The push rax and the spill are the libc++/Boost story once more: the cold EmplaceBackSlow(const T&) takes the element by address, so &x escapes onto the fast path.

The two test al, 1 are new and come from the layout. absl::InlinedVector packs the size and an is_allocated bit into one word and unions the inline buffer with {pointer, capacity}. With no stored data pointer, each access re-derives both the capacity and the base address from the bit, so it is tested twice. The reward is a smaller object — sizeof(absl::InlinedVector<int,4>) is 24 vs SmallVector<int,4>'s 32.

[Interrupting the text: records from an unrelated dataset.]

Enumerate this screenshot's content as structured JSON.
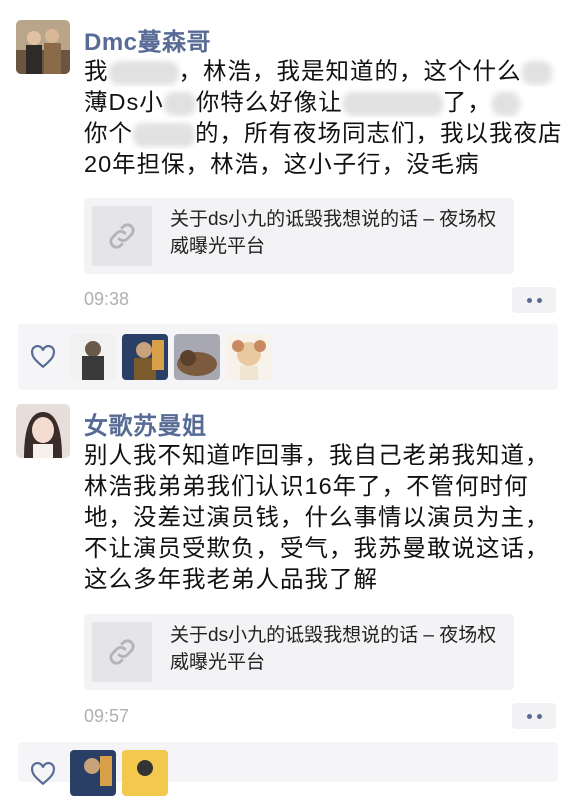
{
  "posts": [
    {
      "author": "Dmc蔓森哥",
      "lines": [
        [
          "我",
          "",
          "，林浩，我是知道的，这个什么",
          ""
        ],
        [
          "薄Ds小",
          "",
          "你特么好像让",
          "",
          "了，",
          ""
        ],
        [
          "你个",
          "",
          "的，所有夜场同志们，我以我夜店"
        ],
        [
          "20年担保，林浩，这小子行，没毛病"
        ]
      ],
      "link": {
        "title": "关于ds小九的诋毁我想说的话 – 夜场权威曝光平台"
      },
      "time": "09:38"
    },
    {
      "author": "女歌苏曼姐",
      "lines": [
        [
          "别人我不知道咋回事，我自己老弟我知道，"
        ],
        [
          "林浩我弟弟我们认识16年了，不管何时何"
        ],
        [
          "地，没差过演员钱，什么事情以演员为主，"
        ],
        [
          "不让演员受欺负，受气，我苏曼敢说这话，"
        ],
        [
          "这么多年我老弟人品我了解"
        ]
      ],
      "link": {
        "title": "关于ds小九的诋毁我想说的话 – 夜场权威曝光平台"
      },
      "time": "09:57"
    }
  ],
  "icons": {
    "link": "link-icon",
    "heart": "heart-icon",
    "more": "more-dots-icon"
  },
  "colors": {
    "name": "#576b95",
    "time": "#b0b0b0",
    "card_bg": "#f3f3f5",
    "likes_bg": "#f5f5f7"
  }
}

SmallVector makes the opposite trade: it stores BeginX (always pointing at live storage) plus separate size/capacity, so push_back loads the pointer and capacity unconditionally — no is_allocated branch on the hot path — and the small-vs-heap test only matters inside grow(). That costs 8 bytes at <int,4>, but SmallVector<int,0> is 16 bytes, the storage absl::InlinedVector can't express (it requires N >= 1).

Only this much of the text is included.